This week a man gunned down 8 people in Atlanta. They were all hard-working, underpaid women, and most were Asian-American. Following terrorist attacks like this, the media is perpetually focused on motive. It seems like nothing can really be decided about the crime until someone comes up with a reason why it was committed. Why in the sam hill is motive so important? Is there a motive out there that would offer a mitigating circumstance? Is there a reason to take the lives of innocent people that could help us understand it? Are some people actually looking to excuse mass murder?
This massacre is similar to Charleston, El Paso, Orlando, and Pittsburgh. We call them “hate crimes” because they target a specific group of people that the murderer hates. Rightfully so, hate crimes carry with them an extra wallop of punishment. However, massacres not targeting a particular ethnicity, like Sandy Hook, Virginia Beach, and Las Vegas also originate in hatred, arrogance, and rage. While most things have multiple causes, it is not possible to mow down whole groups of people without hatred as a prime motivator.

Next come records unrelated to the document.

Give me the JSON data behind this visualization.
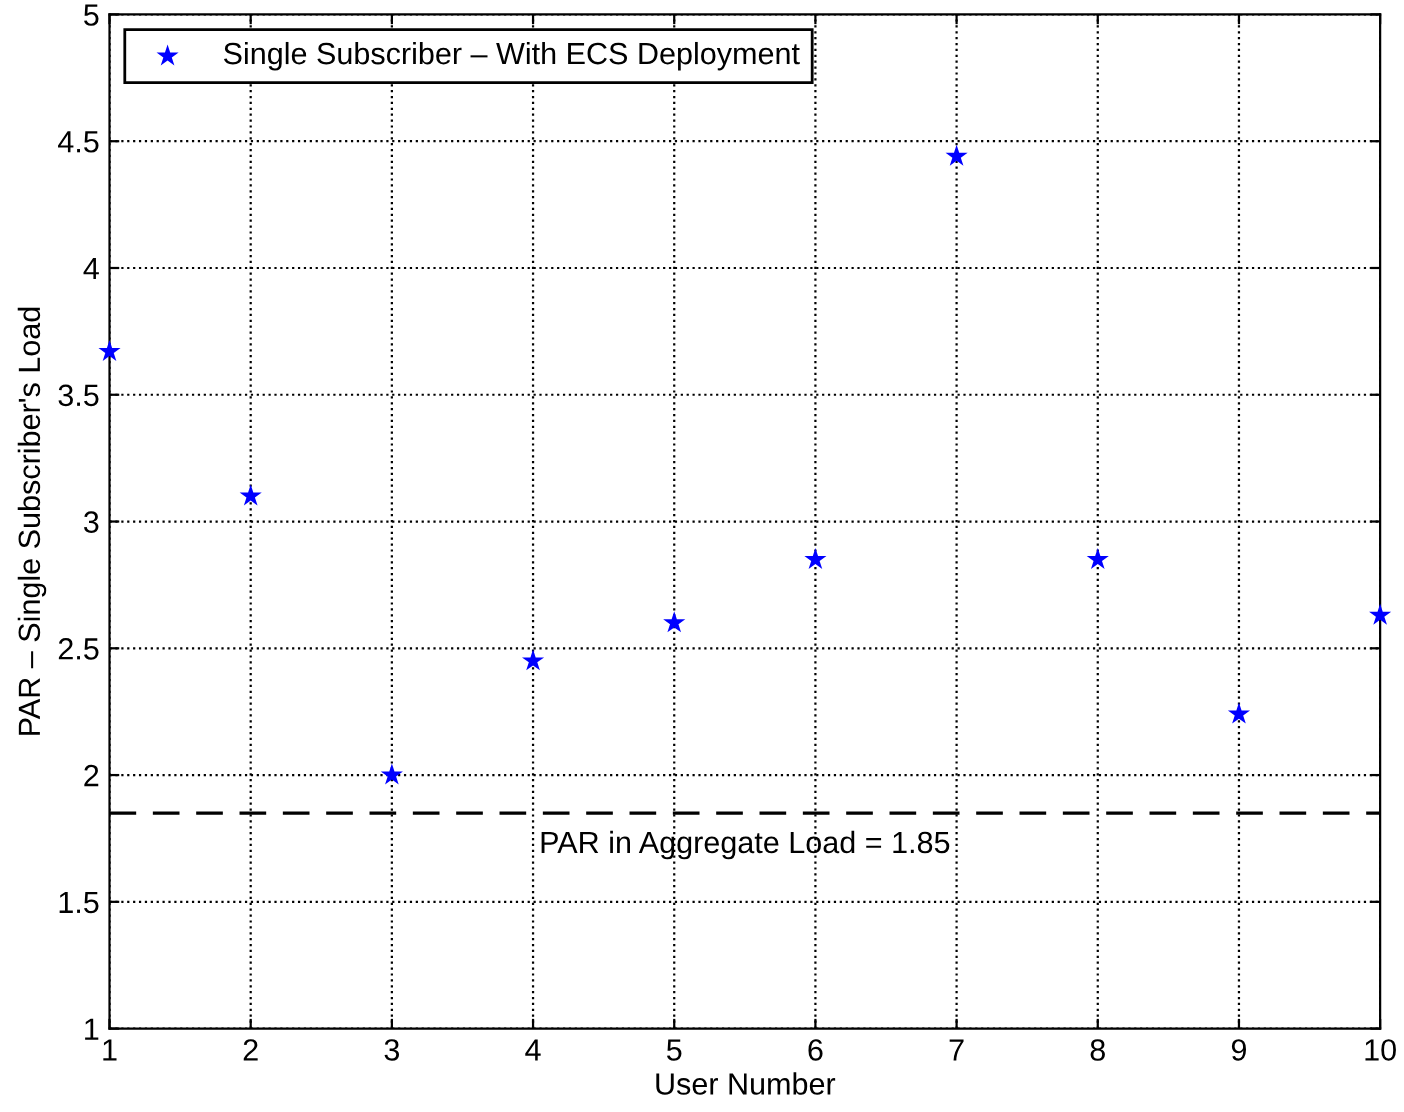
{
  "chart_data": {
    "type": "scatter",
    "xlabel": "User Number",
    "ylabel": "PAR – Single Subscriber's Load",
    "x": [
      1,
      2,
      3,
      4,
      5,
      6,
      7,
      8,
      9,
      10
    ],
    "series": [
      {
        "name": "Single Subscriber – With ECS Deployment",
        "color": "#0000ff",
        "values": [
          3.67,
          3.1,
          2.0,
          2.45,
          2.6,
          2.85,
          4.44,
          2.85,
          2.24,
          2.63
        ]
      }
    ],
    "xlim": [
      1,
      10
    ],
    "xticks": [
      1,
      2,
      3,
      4,
      5,
      6,
      7,
      8,
      9,
      10
    ],
    "ylim": [
      1,
      5
    ],
    "yticks": [
      1,
      1.5,
      2,
      2.5,
      3,
      3.5,
      4,
      4.5,
      5
    ],
    "ref_lines": [
      {
        "axis": "y",
        "value": 1.85,
        "label": "PAR in Aggregate Load = 1.85",
        "color": "#000000",
        "line_style": "dashed"
      }
    ],
    "grid": true,
    "legend": "top left",
    "marker": "star"
  }
}
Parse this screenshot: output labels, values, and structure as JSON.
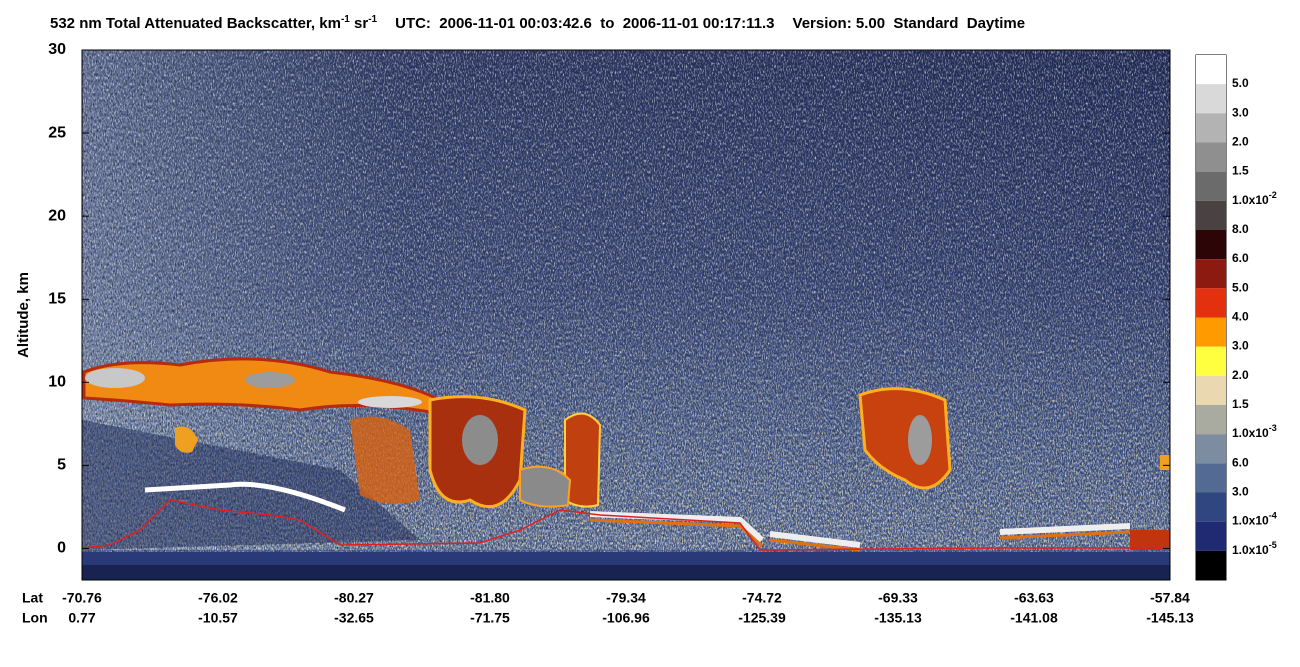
{
  "chart_data": {
    "type": "heatmap",
    "title": {
      "main": "532 nm Total Attenuated Backscatter, km",
      "sup1": "-1",
      "unit": "sr",
      "sup2": "-1",
      "utc": "UTC:  2006-11-01 00:03:42.6  to  2006-11-01 00:17:11.3",
      "version": "Version: 5.00  Standard  Daytime"
    },
    "ylabel": "Altitude, km",
    "ylim": [
      -1.9,
      30
    ],
    "yticks": [
      0,
      5,
      10,
      15,
      20,
      25,
      30
    ],
    "x_rows": [
      {
        "name": "Lat",
        "categories": [
          "-70.76",
          "-76.02",
          "-80.27",
          "-81.80",
          "-79.34",
          "-74.72",
          "-69.33",
          "-63.63",
          "-57.84"
        ]
      },
      {
        "name": "Lon",
        "categories": [
          "0.77",
          "-10.57",
          "-32.65",
          "-71.75",
          "-106.96",
          "-125.39",
          "-135.13",
          "-141.08",
          "-145.13"
        ]
      }
    ],
    "colorbar": {
      "colors": [
        "#ffffff",
        "#d9d9d9",
        "#b3b3b3",
        "#8f8f8f",
        "#6b6b6b",
        "#4a4242",
        "#2c0606",
        "#8c1a10",
        "#e3300f",
        "#ff9a00",
        "#ffff40",
        "#e9d8b0",
        "#a9aba0",
        "#7d8da0",
        "#536a92",
        "#2f4680",
        "#1f2a72",
        "#000000"
      ],
      "labels": [
        {
          "mantissa": "5.0"
        },
        {
          "mantissa": "3.0"
        },
        {
          "mantissa": "2.0"
        },
        {
          "mantissa": "1.5"
        },
        {
          "mantissa": "1.0x10",
          "exponent": "-2"
        },
        {
          "mantissa": "8.0"
        },
        {
          "mantissa": "6.0"
        },
        {
          "mantissa": "5.0"
        },
        {
          "mantissa": "4.0"
        },
        {
          "mantissa": "3.0"
        },
        {
          "mantissa": "2.0"
        },
        {
          "mantissa": "1.5"
        },
        {
          "mantissa": "1.0x10",
          "exponent": "-3"
        },
        {
          "mantissa": "6.0"
        },
        {
          "mantissa": "3.0"
        },
        {
          "mantissa": "1.0x10",
          "exponent": "-4"
        },
        {
          "mantissa": "1.0x10",
          "exponent": "-5"
        }
      ]
    }
  }
}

Some people are better than others at checkers or basketball. Some people are better at loving than others. And some people are better at hating than others. Good haters are always in denial about the darkness in their souls, because if they acknowledged it, they might have to stop hating. Love, and basketball, help people to grow. Hatred stunts growth, both personal and relational.

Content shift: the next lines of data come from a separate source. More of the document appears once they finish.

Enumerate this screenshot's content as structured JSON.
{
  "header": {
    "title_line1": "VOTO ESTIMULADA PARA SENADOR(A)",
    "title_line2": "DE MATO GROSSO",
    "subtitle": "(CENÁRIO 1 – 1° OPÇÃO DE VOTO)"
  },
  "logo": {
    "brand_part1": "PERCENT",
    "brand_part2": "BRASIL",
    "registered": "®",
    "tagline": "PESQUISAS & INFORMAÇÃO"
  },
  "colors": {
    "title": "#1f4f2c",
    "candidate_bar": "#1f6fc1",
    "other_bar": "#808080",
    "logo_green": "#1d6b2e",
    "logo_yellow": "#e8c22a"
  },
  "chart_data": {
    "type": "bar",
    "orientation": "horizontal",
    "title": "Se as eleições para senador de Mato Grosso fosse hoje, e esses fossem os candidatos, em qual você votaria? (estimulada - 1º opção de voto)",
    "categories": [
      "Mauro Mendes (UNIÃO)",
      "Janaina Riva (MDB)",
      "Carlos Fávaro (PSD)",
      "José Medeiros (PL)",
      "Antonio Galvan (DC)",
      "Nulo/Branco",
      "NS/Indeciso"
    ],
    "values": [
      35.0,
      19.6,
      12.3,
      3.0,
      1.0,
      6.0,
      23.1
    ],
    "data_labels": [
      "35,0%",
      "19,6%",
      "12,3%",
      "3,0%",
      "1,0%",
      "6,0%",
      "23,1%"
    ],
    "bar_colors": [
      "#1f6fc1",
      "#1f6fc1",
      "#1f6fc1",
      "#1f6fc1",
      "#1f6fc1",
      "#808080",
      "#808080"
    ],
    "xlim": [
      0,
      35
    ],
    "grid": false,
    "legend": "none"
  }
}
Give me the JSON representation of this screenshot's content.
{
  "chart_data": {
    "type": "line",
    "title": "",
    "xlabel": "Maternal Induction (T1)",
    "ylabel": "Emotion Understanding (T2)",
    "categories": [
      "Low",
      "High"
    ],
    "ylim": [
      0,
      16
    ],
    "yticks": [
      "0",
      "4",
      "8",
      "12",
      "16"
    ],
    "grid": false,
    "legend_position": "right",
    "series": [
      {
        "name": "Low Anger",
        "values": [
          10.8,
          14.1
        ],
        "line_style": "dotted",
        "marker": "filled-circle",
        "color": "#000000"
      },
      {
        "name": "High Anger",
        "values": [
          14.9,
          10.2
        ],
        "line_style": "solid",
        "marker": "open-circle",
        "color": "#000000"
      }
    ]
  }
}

The FBI has informed us that the greatest terror threat to this country is now from domestic terrorists, mostly white supremacists. Many white men are not able to tolerate the idea that they might have to share their place at the top of the heap. Instead of waiting to find out if others might truly have something to offer, or whether their traditional power positions have truly been earned – they lash out. Some take to social media, some join hate groups, and the most unstable become domestic terrorists.
In my experience, only two groups of people who may commit terrorist acts are exempt from the obsession with motive. Those groups are Muslims and the police. 9/11 was an example of horrifying evil. But since then we have held onto the notion that all Muslims are prone to violence, and the average, law-abiding Muslim citizen is tarred with the same brush as Al Quaeda. Their “motive” is just being Muslim. While the majority of domestic terrorists are Christian, as a Christian myself I’ve never been lumped together with them.
And we still generally give the police a pass. Way too many people still look the other way, or find a way to justify, police killings of unarmed, mostly Black, people. Their motive may just as well be hatred, or even group-think, but since we have long ago sanctioned police violence, nobody asks about motive.
I have no doubt that focusing on “motive” for terrorist acts distracts us from the reality of the murderous rage and the hatred behind these acts. Evil is real. Human beings can do evil things.
We White people need to stop white-washing evil.